Già, adesso. Una volta, se per sorte o sfortuna ci eri nato, la provincia poteva regalarti, senza vie di mezzo, “la grazia o il tedio a morte” di cui canta Guccini. Ma adesso che la provincia non esiste più? Ora che tutto il mondo è un’unica provincia tutta uguale, un’identica rete virtuale, un tempo ubiquo che conosce soltanto il suo presente? Non so, basta guardarsi in giro e viene lo sconforto, il dubbio che sia tutto inutile. Nel disastro generale di questo paese che è l’Italia, il Sud mi sembra affondare sempre più. E Ottaviano, purtroppo, non fa eccezione. Soffre, come l’Italia e il Sud, di quella malattia di cui ha parlato Giuseppe Montesano, una malattia che “giace a grande profondità, ed è una mescolanza esplosiva di egoismo sociale e nichilismo, di rassegnazione atroce e di sfiducia assoluta”.
Però. Però.

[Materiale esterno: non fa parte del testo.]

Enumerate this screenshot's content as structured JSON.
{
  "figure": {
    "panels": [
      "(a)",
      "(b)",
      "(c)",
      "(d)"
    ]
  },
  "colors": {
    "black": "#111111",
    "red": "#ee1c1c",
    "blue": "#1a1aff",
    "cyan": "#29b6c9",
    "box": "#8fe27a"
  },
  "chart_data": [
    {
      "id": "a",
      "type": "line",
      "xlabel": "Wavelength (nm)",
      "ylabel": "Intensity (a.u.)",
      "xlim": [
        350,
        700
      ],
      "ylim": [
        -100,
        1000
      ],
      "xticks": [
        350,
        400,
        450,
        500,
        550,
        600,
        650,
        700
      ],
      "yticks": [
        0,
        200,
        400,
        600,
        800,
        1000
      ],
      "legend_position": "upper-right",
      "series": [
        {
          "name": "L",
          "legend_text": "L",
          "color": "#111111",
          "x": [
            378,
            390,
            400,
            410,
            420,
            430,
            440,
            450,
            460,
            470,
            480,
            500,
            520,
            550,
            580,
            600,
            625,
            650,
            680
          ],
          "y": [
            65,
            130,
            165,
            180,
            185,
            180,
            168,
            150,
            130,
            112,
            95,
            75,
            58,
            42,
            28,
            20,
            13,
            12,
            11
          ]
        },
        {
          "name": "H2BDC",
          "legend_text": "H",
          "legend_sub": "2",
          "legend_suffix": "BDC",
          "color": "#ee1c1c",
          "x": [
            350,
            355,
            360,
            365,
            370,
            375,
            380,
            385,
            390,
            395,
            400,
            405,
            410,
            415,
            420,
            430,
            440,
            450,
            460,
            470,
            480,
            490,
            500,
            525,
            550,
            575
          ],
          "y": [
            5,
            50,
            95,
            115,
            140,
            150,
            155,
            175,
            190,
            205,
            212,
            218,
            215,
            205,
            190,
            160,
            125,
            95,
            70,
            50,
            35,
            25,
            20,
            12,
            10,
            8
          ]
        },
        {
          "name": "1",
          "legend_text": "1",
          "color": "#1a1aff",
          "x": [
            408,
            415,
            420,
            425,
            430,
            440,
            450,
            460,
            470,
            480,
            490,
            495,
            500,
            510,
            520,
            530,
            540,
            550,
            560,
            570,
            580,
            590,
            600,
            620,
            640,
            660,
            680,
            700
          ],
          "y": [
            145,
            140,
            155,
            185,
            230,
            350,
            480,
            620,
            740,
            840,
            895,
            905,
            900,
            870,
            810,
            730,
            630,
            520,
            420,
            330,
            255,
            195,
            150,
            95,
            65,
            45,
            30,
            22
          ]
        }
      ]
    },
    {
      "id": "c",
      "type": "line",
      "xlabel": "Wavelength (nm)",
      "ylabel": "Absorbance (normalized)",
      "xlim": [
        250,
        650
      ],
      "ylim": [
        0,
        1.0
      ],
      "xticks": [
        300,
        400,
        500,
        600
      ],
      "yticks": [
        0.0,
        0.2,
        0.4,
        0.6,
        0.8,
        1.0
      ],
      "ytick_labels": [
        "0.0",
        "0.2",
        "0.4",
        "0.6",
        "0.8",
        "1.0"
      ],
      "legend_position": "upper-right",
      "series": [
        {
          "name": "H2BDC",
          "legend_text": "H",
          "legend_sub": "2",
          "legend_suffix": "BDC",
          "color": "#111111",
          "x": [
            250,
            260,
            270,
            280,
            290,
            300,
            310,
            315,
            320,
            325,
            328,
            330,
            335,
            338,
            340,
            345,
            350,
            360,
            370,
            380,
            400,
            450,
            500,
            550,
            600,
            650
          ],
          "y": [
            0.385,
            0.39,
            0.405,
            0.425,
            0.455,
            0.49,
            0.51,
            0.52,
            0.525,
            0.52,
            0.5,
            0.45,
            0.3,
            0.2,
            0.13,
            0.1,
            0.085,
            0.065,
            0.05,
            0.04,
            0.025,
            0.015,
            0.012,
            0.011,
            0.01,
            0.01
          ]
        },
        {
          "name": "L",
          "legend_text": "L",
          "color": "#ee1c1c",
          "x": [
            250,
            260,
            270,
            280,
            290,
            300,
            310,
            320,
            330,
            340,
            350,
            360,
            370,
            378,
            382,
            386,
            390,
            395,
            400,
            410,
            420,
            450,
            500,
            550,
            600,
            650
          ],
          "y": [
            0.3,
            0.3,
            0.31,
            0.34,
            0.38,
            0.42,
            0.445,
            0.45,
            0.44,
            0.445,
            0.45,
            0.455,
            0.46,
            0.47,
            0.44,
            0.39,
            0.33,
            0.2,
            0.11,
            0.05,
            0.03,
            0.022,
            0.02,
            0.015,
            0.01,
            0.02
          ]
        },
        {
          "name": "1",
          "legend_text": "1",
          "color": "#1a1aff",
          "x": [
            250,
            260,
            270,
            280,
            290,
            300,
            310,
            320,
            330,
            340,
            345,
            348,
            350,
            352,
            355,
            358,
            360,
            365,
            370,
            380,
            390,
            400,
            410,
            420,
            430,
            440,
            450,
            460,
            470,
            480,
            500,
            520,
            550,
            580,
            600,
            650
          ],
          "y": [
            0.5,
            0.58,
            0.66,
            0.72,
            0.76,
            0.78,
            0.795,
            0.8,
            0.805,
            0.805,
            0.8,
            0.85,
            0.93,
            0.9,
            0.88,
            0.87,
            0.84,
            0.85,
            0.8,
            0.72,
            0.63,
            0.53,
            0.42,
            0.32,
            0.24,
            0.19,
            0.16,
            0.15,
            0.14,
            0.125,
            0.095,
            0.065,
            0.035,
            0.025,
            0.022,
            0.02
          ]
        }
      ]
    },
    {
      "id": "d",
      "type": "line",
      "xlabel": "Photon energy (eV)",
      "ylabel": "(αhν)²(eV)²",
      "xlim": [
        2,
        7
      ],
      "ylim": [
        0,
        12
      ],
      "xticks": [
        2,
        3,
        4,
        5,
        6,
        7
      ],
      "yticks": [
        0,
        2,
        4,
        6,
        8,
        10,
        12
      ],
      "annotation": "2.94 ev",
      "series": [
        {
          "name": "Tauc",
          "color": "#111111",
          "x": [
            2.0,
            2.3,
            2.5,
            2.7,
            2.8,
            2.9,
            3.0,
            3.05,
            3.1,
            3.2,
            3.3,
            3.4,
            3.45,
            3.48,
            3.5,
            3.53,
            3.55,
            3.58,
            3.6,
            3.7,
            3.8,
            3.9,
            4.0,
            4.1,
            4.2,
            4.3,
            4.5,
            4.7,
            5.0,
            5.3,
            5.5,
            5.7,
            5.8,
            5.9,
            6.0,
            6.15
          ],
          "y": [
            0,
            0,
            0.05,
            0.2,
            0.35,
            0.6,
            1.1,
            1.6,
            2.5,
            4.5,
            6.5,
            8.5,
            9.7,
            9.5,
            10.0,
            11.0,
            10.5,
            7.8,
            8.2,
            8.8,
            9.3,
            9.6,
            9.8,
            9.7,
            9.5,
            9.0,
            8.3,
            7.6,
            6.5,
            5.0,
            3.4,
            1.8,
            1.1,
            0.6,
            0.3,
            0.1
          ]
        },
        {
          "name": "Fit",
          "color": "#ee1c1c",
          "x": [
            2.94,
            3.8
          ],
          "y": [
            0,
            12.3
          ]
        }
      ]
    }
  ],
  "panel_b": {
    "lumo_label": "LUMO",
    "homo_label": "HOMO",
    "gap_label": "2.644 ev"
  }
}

Parafrasando Benjamin, mi azzardo a dire che, da vecchio beduino, mi sembra di captare nel deserto segnali, indizi, tracce di qualcosa che si muove, di anticorpi, magari deboli, magari confusi e impacciati, che si sforzano di combatterla, quella malattia: sarà qualche amministratore che mi pare si impegni con energia; sarà la passione, l’impegno e la conoscenza con cui oggi i miei amici parlano di ciclo dei rifiuti e di raccolta differenziata, sgridandomi se sbaglio cestino quando butto una cartaccia; saranno quelle centinaia di ragazzi commossi ed entusiasti che ho visto pochi mesi fa al Castello del Principe in occasione del trentennale della morte di Mimmo Beneventano… Lo so, lo so: chi di speranza campa… Ma in molti di quegli occhi ho visto finalmente, e nonostante tutto, una sottile scintilla di futuro.